NU Online News Service, Feb.17, 11:15 a.m. EST
Economists at the Inter-American Development Bank estimated that the cost of rebuilding Haiti could reach $14 billion--a figure far above early numbers provided by catastrophe modeling firms.
Their estimate would make the Jan. 12 earthquake proportionately the most destructive natural disaster of modern times. Because the property and casualty market in the country is so small, insurance losses are expected to be just under $20 million.
Eqecat, the Oakland, Calif.-based catastrophe modeling firm, said on Jan. 15 it was revising its economic damage estimate upward to be in the low-single-digit billions of dollars.
The bank study, it was explained, used simple regression techniques employing data from past natural disasters and their damage estimates. It takes into account several variables including the magnitude of the disaster, the number of fatalities, and the affected country's population and per capita GDP.
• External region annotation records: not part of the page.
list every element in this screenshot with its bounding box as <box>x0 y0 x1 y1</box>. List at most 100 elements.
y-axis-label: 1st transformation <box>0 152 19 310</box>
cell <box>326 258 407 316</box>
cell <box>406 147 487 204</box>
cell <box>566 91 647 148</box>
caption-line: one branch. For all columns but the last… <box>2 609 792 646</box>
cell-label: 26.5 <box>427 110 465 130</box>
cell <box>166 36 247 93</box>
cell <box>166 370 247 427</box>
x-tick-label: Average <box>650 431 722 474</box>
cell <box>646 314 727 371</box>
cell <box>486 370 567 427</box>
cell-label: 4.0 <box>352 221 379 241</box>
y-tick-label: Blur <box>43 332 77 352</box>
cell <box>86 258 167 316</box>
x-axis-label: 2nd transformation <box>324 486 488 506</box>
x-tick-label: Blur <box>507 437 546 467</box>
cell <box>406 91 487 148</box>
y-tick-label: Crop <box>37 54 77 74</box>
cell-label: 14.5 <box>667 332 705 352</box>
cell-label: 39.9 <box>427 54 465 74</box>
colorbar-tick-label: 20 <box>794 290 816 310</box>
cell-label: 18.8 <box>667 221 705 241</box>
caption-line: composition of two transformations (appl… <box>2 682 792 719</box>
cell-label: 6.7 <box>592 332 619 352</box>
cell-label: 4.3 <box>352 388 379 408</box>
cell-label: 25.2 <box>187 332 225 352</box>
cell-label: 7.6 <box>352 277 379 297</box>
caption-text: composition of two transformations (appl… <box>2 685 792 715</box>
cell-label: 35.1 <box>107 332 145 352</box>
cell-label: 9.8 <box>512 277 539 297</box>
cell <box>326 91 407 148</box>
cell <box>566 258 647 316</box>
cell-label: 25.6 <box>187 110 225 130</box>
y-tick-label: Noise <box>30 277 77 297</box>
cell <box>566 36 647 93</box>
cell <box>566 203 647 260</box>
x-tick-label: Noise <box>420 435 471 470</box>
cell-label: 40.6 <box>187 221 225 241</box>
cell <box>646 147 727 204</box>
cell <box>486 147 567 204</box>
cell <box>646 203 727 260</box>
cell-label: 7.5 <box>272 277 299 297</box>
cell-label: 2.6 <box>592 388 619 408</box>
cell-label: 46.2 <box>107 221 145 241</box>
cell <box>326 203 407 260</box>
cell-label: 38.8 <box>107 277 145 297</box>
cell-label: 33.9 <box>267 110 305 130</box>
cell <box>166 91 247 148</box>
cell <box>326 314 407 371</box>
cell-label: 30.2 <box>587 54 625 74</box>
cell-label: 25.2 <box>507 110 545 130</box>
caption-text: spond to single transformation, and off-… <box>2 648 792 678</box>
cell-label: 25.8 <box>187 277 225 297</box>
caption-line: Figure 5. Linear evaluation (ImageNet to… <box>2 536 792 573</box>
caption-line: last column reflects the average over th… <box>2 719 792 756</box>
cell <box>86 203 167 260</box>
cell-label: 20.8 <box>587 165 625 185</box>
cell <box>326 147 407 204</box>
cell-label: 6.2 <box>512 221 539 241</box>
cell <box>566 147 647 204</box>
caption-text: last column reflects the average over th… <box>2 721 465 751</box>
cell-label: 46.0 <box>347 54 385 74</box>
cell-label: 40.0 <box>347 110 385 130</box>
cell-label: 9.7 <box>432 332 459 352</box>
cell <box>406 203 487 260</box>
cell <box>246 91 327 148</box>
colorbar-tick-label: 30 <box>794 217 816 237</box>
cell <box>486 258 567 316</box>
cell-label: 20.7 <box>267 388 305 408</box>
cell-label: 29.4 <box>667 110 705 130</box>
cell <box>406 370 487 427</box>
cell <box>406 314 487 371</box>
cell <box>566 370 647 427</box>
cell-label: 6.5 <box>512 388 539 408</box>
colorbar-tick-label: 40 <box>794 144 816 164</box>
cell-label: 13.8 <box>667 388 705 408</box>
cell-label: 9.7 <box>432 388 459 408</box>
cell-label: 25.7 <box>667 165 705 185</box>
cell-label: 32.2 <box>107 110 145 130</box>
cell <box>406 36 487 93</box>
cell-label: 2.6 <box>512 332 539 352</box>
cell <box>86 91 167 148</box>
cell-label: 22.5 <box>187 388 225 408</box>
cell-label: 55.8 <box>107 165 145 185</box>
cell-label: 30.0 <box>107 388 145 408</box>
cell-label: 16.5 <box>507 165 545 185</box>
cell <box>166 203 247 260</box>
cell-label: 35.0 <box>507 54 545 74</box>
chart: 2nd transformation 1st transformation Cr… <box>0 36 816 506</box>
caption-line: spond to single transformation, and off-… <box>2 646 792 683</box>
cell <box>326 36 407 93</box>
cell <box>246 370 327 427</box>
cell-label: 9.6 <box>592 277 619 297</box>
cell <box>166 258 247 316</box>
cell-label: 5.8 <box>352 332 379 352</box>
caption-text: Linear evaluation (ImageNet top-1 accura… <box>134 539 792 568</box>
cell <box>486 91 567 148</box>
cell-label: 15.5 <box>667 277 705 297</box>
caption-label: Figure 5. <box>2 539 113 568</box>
The study calculates damages assuming either 200,000 or 250,000 people dead or missing (as of Feb. 11, the Haitian government had reported 230,000 dead).
Last month Risk Management Solutions in Newark, Calif., said the quake had caused an estimated 250,000 fatalities--and disease, starvation and lack of medical care could push the death toll higher.
IDB economists Andrew Powell, Eduardo Cavallo and Oscar Becerra calculated a base estimate of $8.1 billion for a 250,000 dead-or-missing toll, but they estimate this figure is likely to be at the low end and conclude that an estimate of $13.9 billion is within the statistical margin of error.
The study said the Haiti earthquake was vastly more destructive than the Indonesian Tsunami of 2004 and the cyclone that hit Myanmar in 2008. It caused five times more deaths per million inhabitants than the second-ranking natural killer, the 1972 earthquake in Nicaragua.
The economists concluded that the scale of the damages in Haiti will require unprecedented coordination among the multiple bilateral, multilateral and private donors.
To ensure the efficient use of billions of dollars in reconstruction funds, for example, individual donors may need to surrender the kind of control and conditionality they typically demand of projects they finance. This will in turn require extraordinary mechanisms to ensure transparency and accountability, they said.
Haiti is part of The Caribbean Catastrophe Risk Insurance Facility risk pooling facility, but that limited coverage will provide the island nation with a little under $8 million for earthquake damage.